I know, from having heard from so many residents, the knock-on effects of failing to secure an appointment can be devastating and a source of huge amounts of worry. Conditions go undiagnosed and backlogs build up – nationally millions of people wait longer than a month to be seen.
Our GPs and NHS staff do incredible work, but the last 14 years have left our surgeries over-stretched and under-staffed. Nationally, 350 practices have closed, and we’ve lost over 2,000 GPs since 2015.
Our new government is determined to turn this around. We’ve got a 10-year plan of reform and change. A plan to train the next generation of NHS staff and reform primary care to deliver better access to GPs, moving care out of hospital and into the community, and shifting the focus to prevention.
This includes speeding up treatment and confronting the pressures in GP surgeries, ending the non-dom tax status to pay to train 7,500 more doctors a year, creating 10,000 extra nursing and midwifery clinical placements a year, and bringing back the family doctor.
But this will take time, and we know we face challenges locally, with new housing developments adding to the need to ensure we have even more GPs put in place to meet demand.

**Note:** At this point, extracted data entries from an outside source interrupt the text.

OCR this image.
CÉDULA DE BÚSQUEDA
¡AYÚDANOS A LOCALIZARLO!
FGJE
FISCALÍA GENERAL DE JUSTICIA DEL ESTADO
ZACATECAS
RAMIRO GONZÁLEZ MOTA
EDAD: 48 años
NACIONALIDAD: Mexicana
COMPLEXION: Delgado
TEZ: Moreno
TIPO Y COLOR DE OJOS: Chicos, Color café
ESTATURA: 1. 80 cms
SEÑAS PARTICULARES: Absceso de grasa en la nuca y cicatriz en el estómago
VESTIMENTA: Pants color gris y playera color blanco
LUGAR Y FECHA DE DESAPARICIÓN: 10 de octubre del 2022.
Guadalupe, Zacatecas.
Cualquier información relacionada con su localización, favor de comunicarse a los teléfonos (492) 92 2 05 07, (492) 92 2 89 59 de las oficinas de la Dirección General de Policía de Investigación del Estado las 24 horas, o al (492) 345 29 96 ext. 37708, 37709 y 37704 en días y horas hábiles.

So, as well as supporting action nationally, I’ve also begun to meet with GPs locally so I can work with them to address the challenges practices in our area face, these range from issues faced with expansion to recruitment.
I’ve also been working to support those constituents who’ve contacted me in need of help.
The damage done to the NHS has been more than a decade in the making. We clearly have a long road ahead. But while the NHS is broken, it’s not beaten.
We will turn the NHS around, so it is there for you when you need it, once again.